In the Pioneer Press, Josh Verges writes: “A Minnetonka attorney who worked with chiropractors to rip off auto insurance companies was sentenced Wednesday to 16 months in prison. William Kyle Sutor, 38, pleaded guilty in February to conspiracy to commit health care fraud. Federal prosecutors said Sutor hired ‘runners’ to recruit clients who were supposedly injured in car crashes. The same runners would work with chiropractors who would fraudulently bill auto insurance companies for those clients’ care, taking advantage of the state’s no-fault insurance law, which requires insurers to pay their clients’ medical bills, whether the crash was their fault or not. Numerous chiropractors have been prosecuted in the scheme, some going to prison for several years, but Sutor is the only lawyer charged so far.”
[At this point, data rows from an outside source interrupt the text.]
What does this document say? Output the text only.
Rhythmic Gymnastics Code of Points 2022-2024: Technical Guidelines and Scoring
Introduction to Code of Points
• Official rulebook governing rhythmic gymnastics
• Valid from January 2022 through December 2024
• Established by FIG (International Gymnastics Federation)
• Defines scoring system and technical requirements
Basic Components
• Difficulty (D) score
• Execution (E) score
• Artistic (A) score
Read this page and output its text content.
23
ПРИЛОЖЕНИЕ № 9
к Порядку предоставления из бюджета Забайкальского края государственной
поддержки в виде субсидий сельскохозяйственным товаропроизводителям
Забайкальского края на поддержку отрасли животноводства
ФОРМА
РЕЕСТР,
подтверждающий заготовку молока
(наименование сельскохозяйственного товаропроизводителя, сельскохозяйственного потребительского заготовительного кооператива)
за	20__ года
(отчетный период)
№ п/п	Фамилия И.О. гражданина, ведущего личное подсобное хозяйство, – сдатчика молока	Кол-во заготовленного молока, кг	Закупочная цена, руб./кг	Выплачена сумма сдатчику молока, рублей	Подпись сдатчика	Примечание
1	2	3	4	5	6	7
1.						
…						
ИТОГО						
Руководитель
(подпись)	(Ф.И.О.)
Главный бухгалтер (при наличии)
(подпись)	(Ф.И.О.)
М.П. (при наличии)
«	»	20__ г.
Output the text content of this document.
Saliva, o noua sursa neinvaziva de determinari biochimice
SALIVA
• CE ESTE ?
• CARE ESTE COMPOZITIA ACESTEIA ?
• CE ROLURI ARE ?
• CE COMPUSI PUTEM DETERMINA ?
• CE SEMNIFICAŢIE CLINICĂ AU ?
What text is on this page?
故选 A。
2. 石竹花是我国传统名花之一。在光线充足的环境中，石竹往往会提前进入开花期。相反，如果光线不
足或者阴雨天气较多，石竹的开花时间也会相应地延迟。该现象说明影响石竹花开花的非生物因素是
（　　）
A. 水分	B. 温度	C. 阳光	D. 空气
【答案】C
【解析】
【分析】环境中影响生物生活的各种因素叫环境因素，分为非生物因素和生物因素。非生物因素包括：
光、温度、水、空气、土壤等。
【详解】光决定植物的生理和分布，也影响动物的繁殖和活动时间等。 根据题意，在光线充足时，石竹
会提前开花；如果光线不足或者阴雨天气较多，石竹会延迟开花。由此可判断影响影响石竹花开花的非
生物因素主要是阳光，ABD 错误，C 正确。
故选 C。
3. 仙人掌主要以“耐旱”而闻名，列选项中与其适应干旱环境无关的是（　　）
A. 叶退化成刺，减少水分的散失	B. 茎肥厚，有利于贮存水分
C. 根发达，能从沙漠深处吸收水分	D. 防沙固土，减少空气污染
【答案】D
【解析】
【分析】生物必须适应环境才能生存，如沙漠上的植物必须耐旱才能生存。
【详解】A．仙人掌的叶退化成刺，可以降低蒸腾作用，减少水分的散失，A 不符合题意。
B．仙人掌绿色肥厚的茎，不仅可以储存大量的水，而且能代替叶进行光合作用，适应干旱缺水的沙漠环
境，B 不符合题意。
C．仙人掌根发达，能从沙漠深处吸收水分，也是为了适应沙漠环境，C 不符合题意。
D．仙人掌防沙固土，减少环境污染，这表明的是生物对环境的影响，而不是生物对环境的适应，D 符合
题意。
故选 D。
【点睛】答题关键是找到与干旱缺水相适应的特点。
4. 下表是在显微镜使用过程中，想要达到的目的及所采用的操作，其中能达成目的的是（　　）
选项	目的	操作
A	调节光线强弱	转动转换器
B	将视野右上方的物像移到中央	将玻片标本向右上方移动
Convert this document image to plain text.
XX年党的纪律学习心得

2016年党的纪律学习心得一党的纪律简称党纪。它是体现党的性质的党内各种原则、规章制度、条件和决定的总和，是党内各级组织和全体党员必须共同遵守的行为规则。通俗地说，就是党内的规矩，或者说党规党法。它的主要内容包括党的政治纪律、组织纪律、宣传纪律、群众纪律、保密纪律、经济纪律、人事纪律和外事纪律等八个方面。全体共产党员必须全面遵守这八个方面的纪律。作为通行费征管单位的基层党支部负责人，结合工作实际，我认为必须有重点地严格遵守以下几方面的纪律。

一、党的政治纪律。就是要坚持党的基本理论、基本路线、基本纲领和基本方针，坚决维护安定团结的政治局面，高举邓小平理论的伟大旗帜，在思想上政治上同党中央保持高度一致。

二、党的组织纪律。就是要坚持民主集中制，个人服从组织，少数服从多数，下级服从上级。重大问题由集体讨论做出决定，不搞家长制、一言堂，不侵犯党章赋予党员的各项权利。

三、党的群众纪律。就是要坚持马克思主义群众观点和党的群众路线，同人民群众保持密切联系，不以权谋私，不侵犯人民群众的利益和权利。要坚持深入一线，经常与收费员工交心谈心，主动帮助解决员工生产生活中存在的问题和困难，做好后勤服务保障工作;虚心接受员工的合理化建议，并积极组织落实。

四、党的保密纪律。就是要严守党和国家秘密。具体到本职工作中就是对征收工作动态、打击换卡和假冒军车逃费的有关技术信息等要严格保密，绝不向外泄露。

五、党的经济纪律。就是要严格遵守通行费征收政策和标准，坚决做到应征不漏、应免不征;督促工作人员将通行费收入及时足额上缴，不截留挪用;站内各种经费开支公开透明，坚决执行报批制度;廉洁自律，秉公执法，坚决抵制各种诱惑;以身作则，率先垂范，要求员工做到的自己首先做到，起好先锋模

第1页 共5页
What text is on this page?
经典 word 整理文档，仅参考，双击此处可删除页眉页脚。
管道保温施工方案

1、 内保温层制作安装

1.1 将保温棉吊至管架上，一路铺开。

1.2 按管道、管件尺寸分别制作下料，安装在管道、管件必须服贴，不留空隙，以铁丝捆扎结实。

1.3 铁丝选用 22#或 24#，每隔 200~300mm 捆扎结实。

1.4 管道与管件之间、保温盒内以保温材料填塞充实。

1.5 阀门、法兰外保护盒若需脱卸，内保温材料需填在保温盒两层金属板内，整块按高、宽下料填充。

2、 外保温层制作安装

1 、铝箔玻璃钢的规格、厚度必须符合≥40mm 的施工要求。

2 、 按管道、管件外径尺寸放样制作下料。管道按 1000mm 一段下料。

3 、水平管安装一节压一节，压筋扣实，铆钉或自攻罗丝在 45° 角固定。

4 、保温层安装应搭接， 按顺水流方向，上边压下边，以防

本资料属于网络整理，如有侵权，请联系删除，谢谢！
Also or MPR, Jon Collins writes: “An attorney for former police officer Mohamed Noor argued before the Minnesota Court of Appeals Wednesday that Noor’s convictions should be reversed or that he should be given a new trial. Noor is serving prison time after he was convicted last year of third-degree murder and second-degree manslaughter for the shooting death of 911 caller Justine Ruszczyk in Minneapolis in July 2017. Defense attorney Thomas Plunkett told the three-judge appeals panel that the charges against Noor were not appropriate.”